ご承知のように、アウディの市販スポーツモデルには性能レベルに応じて「S」と「RS」があり、SQ2は前者にあたる。
ただ、AUTOCAR英本国版ではSQ2の事前スクープ情報時点から、さらに高性能な「RSQ2」の存在が示唆されてきた。
それはRS3と同じ2.5L 5気筒ターボを積むと予測されているが、残念ながら、いまだに市販化はかなっていない。
Q2といえばアウディ最小SUVであり、ボディサイズとしてはBセグメントと定義できる小ささなのに、1つ上のCセグメントでも最強級といえるパワートレインを搭載できるのは、Q2の骨格設計がVWグループのMQBモジュールだからである。
MQBといえば、B~Dセグメントという非常に幅広い車格で骨格を共通化できるモジュール構造だ。
良くも悪くも、そこまで強烈ではない
Bセグメントのボディに300ps/40.8kg-mのエンジンをねじ込んで……というSQ2の成り立ちから想像すると「さぞかし、戦闘的で粗っぽいクルマでは?」と思われるかもしれない。
しかし、実際のSQ2の乗り心地は良くも悪くも、そこまで強烈なものではない。
もちろん、そのフットワークは絶対的には硬いのだが、実際の乗り心地はひと昔前の200ps級FFホットハッチあたりと大差ない。
ヒョコヒョコと細かい上下動が目立つのは事実だが、路面からの突きあげをマイルドに吸収してくれるので、この種の高性能スポーツコンパクトを欲しがる向きには、十二分に許容範囲だと思われる。
しかも、そのフットワークを支えるのが、アナログの固定減衰ダンパーであると考えると、なおさら感心するところではある。
300psと40.8kg-mという動力性能を存分に解放したときのSQ2は、弾けるように速い。

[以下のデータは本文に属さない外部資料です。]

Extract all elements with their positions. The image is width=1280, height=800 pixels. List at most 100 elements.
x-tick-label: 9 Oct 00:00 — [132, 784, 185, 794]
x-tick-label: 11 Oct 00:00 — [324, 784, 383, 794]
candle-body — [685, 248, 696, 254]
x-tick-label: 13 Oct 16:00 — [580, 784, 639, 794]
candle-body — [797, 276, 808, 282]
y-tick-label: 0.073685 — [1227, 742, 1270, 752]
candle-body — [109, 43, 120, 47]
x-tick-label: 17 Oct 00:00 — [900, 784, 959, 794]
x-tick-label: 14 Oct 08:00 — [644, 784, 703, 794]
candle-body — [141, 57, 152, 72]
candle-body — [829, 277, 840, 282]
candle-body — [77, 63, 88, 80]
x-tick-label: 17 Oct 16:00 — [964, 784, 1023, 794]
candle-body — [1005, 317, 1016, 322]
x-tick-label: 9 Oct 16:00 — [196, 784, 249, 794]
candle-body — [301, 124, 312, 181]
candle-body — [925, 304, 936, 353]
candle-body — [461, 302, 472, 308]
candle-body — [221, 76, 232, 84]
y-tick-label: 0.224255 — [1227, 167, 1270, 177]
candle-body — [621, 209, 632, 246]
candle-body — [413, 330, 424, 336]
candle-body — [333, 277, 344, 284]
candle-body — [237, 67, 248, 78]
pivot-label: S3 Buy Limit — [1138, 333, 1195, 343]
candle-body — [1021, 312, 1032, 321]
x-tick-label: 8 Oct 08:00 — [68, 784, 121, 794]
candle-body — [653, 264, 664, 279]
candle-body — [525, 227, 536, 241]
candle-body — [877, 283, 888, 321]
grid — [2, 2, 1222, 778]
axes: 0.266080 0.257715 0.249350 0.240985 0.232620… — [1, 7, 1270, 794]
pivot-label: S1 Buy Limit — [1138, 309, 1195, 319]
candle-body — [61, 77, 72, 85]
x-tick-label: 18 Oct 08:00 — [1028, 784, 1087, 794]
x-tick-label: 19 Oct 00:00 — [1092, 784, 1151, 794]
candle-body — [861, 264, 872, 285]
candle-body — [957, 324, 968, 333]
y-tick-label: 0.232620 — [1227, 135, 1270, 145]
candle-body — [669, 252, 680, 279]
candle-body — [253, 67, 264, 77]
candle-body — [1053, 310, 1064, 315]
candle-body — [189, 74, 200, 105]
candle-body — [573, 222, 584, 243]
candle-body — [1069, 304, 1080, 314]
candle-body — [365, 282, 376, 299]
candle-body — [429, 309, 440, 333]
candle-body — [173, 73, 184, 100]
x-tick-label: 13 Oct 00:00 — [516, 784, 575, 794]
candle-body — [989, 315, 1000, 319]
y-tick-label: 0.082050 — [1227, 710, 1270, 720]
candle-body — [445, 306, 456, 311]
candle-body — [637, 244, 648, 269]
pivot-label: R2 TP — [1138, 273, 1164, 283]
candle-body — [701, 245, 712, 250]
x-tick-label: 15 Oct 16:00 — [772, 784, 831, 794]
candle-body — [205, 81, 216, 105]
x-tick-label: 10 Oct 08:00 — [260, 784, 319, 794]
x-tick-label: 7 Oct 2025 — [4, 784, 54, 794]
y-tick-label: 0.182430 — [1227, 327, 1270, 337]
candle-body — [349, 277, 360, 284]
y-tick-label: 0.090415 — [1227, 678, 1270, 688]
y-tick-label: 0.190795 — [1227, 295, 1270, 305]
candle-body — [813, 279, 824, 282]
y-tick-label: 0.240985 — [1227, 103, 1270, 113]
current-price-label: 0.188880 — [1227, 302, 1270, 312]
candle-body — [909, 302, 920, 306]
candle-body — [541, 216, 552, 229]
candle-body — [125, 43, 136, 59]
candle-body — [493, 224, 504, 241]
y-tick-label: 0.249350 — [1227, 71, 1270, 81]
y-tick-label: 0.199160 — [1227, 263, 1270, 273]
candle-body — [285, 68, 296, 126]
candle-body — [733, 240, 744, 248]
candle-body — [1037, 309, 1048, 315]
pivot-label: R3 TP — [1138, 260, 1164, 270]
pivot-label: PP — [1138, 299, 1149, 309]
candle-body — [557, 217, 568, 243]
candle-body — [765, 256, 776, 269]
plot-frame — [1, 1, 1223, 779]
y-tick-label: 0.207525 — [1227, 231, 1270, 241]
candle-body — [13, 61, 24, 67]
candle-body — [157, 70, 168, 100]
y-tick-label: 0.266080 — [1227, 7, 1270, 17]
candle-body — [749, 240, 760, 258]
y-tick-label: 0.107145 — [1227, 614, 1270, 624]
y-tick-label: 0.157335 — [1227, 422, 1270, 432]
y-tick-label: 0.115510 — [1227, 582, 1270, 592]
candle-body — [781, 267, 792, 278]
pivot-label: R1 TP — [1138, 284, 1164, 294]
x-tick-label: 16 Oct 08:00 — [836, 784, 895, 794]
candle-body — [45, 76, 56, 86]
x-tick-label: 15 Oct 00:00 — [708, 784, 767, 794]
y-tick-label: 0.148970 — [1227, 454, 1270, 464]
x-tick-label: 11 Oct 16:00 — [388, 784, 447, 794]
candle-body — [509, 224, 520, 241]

最新の直噴ターボらしく低中速から強烈なパンチ力を披露すると同時に、6800rpmのリミット付近まで勢いが衰えないところは、本物のチューニングエンジンのオーラがある。
走行モードを切り替えるドライブセレクトで「ダイナミック」にするとアイドリング回転も上昇してズボボボと不穏な低音が、そして走り出せば、笑ってしまうような豪快サウンドに室内は満たされる。
これはご想像のとおり、スピーカー音による演出である。